All these forms of content contribute to the knowledgebase of the enterprise and could also constitute evidence in litigation. Hence it is important to bring all the content under the control of a unified content management system. The process starts with capturing the content that come in all the above formats and sending them to a repository that is accessible from anywhere in the enterprise (or even by external entities like suppliers and customers).

Electronic documents can go directly into the enterprise content repositories once they are categorized appropriately.

Capturing Paper Documents

Moving paper around an enterprise that has geographically widespread operations is not a practical proposition. Time and costs involved, risk of loss during transit, possibility of damage, and security issues make such movement unsuitable.

Instead, paper documents are scanned into digital images, and processed further using technologies such as Optical Character Recognition into machine-readable text documents. Reliability is important for OCR, as there is the possibility that similar characters might be converted wrongly, leading to unintelligible content.

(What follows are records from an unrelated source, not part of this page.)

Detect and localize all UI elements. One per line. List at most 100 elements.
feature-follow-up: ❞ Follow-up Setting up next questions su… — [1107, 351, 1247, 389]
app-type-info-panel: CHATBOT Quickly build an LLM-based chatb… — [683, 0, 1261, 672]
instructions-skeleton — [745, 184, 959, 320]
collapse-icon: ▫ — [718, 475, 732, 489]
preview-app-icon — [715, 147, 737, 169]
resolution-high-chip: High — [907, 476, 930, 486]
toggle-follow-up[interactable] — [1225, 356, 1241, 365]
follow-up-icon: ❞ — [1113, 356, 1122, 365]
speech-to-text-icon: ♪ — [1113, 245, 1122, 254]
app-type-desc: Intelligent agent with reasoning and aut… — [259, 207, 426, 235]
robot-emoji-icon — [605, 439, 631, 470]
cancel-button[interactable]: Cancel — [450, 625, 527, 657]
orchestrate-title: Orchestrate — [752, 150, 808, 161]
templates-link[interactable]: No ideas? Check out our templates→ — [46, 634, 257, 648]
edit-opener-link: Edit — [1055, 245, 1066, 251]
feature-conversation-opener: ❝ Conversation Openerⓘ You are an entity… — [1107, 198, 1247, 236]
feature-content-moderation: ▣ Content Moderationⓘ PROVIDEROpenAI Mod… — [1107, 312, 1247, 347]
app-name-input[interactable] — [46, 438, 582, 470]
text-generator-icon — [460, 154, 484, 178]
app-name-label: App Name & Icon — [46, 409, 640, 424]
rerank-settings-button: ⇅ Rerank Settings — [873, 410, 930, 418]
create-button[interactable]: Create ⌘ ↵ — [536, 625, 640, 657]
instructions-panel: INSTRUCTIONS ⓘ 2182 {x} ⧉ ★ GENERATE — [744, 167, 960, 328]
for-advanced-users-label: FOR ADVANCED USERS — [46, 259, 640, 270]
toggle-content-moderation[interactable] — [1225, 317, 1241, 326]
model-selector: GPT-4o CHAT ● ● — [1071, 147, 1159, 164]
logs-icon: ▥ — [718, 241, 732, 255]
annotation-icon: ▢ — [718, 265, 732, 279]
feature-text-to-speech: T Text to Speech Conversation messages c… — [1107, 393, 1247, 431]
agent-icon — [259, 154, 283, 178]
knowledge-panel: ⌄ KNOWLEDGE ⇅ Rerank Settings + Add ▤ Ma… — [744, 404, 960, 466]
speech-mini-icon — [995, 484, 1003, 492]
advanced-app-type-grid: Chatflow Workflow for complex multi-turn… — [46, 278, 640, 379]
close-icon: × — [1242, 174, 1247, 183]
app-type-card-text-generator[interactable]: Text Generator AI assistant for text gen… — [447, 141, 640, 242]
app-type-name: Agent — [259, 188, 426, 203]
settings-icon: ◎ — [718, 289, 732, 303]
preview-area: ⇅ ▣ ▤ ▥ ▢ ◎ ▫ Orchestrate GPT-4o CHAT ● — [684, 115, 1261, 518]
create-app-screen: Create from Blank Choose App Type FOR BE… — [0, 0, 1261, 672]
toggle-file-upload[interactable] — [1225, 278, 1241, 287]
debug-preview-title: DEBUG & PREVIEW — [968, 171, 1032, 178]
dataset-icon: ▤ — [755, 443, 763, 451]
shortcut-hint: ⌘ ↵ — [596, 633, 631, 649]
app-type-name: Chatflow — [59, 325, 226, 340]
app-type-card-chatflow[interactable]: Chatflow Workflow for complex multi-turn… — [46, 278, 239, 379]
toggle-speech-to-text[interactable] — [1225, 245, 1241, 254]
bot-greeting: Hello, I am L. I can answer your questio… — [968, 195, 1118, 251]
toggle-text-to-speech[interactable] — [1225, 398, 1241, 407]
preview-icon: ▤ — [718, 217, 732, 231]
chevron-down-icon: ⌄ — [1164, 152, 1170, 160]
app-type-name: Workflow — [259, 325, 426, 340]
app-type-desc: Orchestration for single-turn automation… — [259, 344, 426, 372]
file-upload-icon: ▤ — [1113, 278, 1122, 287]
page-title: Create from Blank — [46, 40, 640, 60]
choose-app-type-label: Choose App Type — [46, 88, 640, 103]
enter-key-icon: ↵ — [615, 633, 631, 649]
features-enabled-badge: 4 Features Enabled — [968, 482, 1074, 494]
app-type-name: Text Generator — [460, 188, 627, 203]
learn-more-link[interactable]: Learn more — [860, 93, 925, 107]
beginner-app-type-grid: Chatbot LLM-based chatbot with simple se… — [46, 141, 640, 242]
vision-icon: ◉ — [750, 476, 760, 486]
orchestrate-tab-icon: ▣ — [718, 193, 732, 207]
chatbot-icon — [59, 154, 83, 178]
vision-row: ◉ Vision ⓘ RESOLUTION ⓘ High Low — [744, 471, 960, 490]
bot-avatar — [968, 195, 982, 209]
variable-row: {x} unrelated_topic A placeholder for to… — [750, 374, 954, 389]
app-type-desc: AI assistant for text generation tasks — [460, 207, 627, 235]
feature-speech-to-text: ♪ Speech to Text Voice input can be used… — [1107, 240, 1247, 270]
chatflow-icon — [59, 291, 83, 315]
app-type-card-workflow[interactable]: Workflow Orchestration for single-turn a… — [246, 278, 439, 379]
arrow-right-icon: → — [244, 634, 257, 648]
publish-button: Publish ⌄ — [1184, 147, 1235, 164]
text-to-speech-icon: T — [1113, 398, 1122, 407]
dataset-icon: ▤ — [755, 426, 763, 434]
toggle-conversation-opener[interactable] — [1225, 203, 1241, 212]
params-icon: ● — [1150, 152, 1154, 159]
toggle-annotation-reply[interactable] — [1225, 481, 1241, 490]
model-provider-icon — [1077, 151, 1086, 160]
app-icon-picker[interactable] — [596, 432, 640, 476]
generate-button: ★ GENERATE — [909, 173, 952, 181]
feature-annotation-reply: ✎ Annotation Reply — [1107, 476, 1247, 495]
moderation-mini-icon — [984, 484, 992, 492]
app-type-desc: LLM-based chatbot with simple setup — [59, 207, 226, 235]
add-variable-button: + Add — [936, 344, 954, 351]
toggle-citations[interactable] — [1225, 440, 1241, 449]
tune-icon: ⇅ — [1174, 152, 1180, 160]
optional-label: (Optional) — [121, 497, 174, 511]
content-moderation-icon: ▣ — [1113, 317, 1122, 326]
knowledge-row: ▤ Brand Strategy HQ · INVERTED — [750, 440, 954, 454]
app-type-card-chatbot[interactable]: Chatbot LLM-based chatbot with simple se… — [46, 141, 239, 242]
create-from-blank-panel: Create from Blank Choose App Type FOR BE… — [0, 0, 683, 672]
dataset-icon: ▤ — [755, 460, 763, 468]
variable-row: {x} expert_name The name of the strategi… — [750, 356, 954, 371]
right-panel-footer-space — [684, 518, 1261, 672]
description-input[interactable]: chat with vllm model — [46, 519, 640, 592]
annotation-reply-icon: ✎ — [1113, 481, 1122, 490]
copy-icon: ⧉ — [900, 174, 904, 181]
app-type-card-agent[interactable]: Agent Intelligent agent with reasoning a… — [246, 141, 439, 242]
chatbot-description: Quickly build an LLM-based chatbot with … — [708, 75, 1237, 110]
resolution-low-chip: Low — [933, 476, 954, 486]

This conversion of paper into electronic documents can take place centrally, or in a distributed fashion at the locations where the documents originate.

One major source of paper documents is the mailroom. Enterprise mailrooms can use advanced equipment that automates the process of extracting documents from envelopes, scanning them and converting scanned images into machine-readable text. With minimal operator intervention, the mail documents can be sorted and categorized for storage in the content repository, making them accessible from anywhere in the world.

Categorization and Indexing

The vast collection of documents in the enterprise repository would be useless unless each document is categorized in a meaningful way and the document collection is indexed.

Indexing attaches metadata to each document and makes it findable whenever it is relevant to a query. Users would then be able to search the enterprise content to extract the information they want.

Enterprise Content Management systems can store all enterprise data in a separate repository of its own, such as a data warehouse, or use XML-based tools to make data in disparate repositories (of different applications) look like it comes from a single source.

Either way, authorized persons would now be able to access relevant enterprise content from their workstations or mobile devices from wherever they happen to be located.

It is important to provide such access and improve findability of the content to enable informed decision making across the enterprise as a whole.

In an Enterprise Content Management environment, capturing content is not a simple task. The capture functionality must deal with issues like huge volumes, varying document formats, numerous originating points, different languages and difficult to scan/read documents.

The strategies and tools selected for content capture must tackle these problems, and must be tailored to the specific needs and environments of the organizations.